Throughout the paper we sequentially apply different fine-tuning objectives on pre-trained transformer models, i.e no pre-training is performed during fine-tuning and no two fine-tuning tasks are applied in parallel. The terms "Distil", "Base" and "Large" are used as descriptors of the pretrained model's size and in the case of "Distil" also its pre-training objective.The two main fine-tuning tasks we consider is CT and the Siamese NLI task of InferSent and S-BERT. When a model has been tuned towards the Siamese NLI task an additional "S-" is added as a prefix to the model base. When a model has been trained with the CT training objective "-CT" is added as suffix to the model name. It is strictly the case that when both these tasks are applied to a model, the NLI task is applied before to the CT objective.For example the model "S-BERT-Distil-CT", is a distilled BERT model that has been fine-tuned towards the S-BERT NLI task, before finally tuned with the CT training objective.

A.3 LEARNING RATE SCHEDULE

Hyperparameter search concluded that 2e -6 was a stable learning rate for applying CT to pre-trained BERT models.
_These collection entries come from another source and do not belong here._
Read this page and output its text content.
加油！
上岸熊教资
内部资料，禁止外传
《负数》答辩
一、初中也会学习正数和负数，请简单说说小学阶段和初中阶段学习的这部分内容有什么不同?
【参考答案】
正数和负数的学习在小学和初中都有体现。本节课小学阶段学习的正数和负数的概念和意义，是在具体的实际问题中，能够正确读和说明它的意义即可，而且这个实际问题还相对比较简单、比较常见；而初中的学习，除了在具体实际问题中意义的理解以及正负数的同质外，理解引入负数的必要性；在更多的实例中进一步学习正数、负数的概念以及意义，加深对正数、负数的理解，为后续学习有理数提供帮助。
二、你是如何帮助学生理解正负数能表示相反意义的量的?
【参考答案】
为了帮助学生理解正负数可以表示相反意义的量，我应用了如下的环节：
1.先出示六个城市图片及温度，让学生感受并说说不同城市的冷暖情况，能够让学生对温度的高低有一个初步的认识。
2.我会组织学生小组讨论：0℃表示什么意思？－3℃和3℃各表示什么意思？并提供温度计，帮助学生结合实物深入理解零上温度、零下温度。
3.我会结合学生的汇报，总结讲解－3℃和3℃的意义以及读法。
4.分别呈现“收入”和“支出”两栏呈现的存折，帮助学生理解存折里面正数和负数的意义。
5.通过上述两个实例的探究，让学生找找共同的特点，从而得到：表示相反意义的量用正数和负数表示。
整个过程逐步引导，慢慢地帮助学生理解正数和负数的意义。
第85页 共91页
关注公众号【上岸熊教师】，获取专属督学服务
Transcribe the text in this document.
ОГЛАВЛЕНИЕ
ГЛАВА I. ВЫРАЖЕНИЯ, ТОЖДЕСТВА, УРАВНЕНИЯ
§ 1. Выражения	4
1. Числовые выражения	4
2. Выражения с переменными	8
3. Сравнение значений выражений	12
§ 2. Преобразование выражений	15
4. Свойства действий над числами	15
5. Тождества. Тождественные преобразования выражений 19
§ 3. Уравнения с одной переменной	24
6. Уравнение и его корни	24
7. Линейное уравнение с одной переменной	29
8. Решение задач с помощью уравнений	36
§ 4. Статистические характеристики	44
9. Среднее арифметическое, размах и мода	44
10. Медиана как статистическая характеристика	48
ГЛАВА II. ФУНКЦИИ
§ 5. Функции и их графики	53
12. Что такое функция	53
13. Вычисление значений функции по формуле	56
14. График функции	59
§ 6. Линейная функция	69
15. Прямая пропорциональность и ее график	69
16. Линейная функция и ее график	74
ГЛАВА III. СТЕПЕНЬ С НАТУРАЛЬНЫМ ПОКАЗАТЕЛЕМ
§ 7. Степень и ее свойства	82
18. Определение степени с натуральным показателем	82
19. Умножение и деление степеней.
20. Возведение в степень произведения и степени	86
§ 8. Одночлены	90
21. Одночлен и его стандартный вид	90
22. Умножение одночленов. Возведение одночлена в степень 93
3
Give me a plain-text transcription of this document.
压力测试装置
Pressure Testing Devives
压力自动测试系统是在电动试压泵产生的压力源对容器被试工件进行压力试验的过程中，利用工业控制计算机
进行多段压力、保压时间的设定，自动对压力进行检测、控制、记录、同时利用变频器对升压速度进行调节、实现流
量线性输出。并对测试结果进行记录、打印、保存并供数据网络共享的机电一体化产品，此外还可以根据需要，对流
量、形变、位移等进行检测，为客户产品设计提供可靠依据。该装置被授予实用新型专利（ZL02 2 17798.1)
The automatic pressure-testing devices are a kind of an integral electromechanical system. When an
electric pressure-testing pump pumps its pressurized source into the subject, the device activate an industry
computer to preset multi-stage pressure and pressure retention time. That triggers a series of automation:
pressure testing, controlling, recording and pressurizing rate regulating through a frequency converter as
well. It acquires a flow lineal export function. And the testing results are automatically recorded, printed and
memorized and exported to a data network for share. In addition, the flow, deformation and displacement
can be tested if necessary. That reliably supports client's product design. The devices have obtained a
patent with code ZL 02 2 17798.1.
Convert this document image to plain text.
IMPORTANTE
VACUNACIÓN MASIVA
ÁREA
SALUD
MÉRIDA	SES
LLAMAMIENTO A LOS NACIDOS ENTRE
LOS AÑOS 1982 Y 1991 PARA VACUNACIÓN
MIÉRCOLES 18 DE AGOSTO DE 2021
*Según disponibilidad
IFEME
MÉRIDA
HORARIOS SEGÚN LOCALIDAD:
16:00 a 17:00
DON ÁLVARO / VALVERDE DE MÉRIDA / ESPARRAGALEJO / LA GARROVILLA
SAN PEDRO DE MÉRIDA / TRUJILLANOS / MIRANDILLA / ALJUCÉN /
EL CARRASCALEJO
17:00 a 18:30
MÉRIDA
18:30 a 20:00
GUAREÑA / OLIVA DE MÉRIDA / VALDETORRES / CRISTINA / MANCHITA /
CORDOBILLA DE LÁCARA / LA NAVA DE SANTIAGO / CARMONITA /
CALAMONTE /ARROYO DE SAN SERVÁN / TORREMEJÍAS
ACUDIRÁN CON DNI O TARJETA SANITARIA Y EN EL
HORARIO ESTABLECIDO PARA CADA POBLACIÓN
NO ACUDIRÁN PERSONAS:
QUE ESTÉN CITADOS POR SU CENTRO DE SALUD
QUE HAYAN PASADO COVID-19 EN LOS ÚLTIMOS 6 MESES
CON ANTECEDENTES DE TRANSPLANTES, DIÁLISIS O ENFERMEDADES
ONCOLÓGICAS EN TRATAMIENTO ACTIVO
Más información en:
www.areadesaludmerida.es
However, we found it possible to speedup learning during the early training stages by using a higher learning rate, leading us to the step-wise learning rate schedule seen in table 5. We found no significant difference in the end result when applying the learning rate schedule and when training for a longer period with a smaller learning rate.